Au musée Dapper, à Paris, Henri Sagna présente six installations autour du moustique. Un thème sur lequel le plasticien, designer et décorateur sénégalais travaille depuis 6 ans. Pour avertir sur les dangers de la malaria et dénoncer, par métaphore, les guerres africaines.
Parmi les dix plasticiens de l’exposition Sénégal contemporain du musée Dapper, Henri Sagna est le seul à avoir une pièce pour lui tout seul. La salle est peinte dans un orange éclatant et il y a cinq néons en longueur suspendus, des moustiquaires… et des moustiques ! Mais pas n’importe quelles bestioles. Les insectes sont tout droit sortis de l’imagination de Sagna, avec de longues pattes en fil de fer galvanisé, des abdomens en bouteilles de soda et des ailes de rhodoïd (papier transparent). Les proportions sont monstrueuses, et pour cause. Henri Sagna est obnubilé par les moustiques.
« Je travaille sur le thème du moustique depuis 6 ans. Avant, chaque année, j’allais dans le village de ma mère et dans celui de mon père et j’attrapais un palu. Ça m’a traumatisé. Le moustique me hante. Avant de dormir, je le traque dans ma chambre et je ferme soigneusement ma moustiquaire. Je fais tout pour le combattre. Je souhaite attirer l’attention sur la malaria, transmise par ces insectes. Les gens meurent du paludisme à cause de l’ignorance, du manque de moyens et par négligence. Certains pensent encore que la maladie n’est pas mortelle ! » Alors que le palu, en Afrique, tue plus que le sida.
Faire respirer les sculptures
Mais les mosquitos de Sagna sont aussi des supports métaphoriques. « Je les vois comme des hommes. Les hommes ont aussi leur manière de piquer, de faire du mal. On pense à la violence, aux guerres africaines. Les moustiques sont comme les rebelles. Par le biais de mes œuvres, je lance un appel aux politiques pour qu’ils gèrent les problèmes de leurs pays car on a besoin de paix en Afrique. » Henri Sagna, né en 1973, est donc un artiste engagé. « Je suis sensible à mon environnement, c’est normal, j’en fais partie ! » C’est d’ailleurs pour cela qu’il a choisi d’entrer dans la section Environnement de l’Ecole des arts de Dakar, en 2000. Designer, il a aussi réalisé des décors de scène, des fresques murales et des sculptures. Mais il aime particulièrement les installations, comme les six qu’il a apportées du Sénégal au musée Dapper. « Comme j’ai une formation d’architecte d’intérieur et d’extérieur, je joue avec l’espace.

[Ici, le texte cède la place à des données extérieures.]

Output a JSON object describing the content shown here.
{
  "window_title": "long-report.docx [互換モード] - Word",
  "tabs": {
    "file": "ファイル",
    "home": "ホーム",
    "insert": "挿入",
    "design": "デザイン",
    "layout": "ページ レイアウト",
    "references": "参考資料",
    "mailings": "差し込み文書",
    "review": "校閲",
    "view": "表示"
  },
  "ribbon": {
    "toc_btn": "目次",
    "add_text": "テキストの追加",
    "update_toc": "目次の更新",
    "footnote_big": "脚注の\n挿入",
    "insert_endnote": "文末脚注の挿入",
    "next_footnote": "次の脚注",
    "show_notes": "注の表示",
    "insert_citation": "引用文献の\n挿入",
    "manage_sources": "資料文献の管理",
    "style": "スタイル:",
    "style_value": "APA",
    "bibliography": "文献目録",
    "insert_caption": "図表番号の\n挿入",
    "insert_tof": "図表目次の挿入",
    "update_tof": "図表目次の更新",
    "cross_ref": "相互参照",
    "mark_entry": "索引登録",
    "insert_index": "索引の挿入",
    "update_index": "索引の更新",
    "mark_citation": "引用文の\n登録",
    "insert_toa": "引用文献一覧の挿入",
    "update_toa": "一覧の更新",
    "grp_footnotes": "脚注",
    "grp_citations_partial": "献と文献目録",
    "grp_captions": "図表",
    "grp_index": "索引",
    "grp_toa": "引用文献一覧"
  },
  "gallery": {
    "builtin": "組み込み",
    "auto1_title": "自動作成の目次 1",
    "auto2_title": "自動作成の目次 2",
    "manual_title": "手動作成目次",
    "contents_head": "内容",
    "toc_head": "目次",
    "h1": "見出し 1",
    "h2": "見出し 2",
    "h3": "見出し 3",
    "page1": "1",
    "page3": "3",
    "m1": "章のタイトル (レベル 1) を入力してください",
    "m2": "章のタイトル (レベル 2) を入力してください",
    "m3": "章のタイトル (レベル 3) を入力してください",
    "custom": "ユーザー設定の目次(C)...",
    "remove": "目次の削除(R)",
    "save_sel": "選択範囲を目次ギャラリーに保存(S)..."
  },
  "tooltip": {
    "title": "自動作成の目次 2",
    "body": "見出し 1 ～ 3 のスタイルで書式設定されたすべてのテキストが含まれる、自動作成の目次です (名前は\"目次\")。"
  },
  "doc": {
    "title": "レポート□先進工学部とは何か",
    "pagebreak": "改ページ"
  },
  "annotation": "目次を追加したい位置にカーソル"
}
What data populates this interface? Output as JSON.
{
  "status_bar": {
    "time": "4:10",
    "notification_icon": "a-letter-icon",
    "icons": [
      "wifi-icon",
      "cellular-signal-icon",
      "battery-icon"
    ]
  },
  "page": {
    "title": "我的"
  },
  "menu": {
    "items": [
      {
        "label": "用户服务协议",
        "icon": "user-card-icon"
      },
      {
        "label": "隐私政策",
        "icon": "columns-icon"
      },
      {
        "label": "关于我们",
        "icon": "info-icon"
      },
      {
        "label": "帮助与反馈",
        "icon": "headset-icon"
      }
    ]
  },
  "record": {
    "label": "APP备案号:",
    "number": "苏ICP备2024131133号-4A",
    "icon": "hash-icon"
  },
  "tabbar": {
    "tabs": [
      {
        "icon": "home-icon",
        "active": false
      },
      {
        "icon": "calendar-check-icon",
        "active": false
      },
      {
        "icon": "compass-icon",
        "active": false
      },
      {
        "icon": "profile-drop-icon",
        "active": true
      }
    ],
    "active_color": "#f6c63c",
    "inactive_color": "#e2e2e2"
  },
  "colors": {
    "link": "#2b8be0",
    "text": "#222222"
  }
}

Je veille à ce que l’ensemble soit aéré pour que les sculptures puissent respirer. Chaque milieu détermine l’installation », explique-t-il.
En 2005, il a obtenu le Premier Prix du Salon national des plasticiens sénégalais et a représenté son pays aux derniers Jeux de la Francophonie, en décembre dernier au Niger. Et si son travail trouve un véritable écho dans son pays natal, pas de doute qu’il plaise aussi en France. En plus de sa présence à Dapper, il sera invité en résidence à Paris par le Festival de la rue Léon et la Cité internationale des arts et exposera du 16 août au 16 septembre prochains. Un joli coup de pouce pour cet artiste qui gagne sa vie en tant qu’illustrateur et décorateur et qui dit avec simplicité : « L’art est venu en moi naturellement. »
Henri Sagna expose au musée Dapper jusqu’au 13 juillet
Musée Dapper
35, rue Paul Valéry
75016 Paris
Tél : (00 33) 1 45 00 91 75
Ouverture tous les jours, sauf le mardi, de 11 à 19h.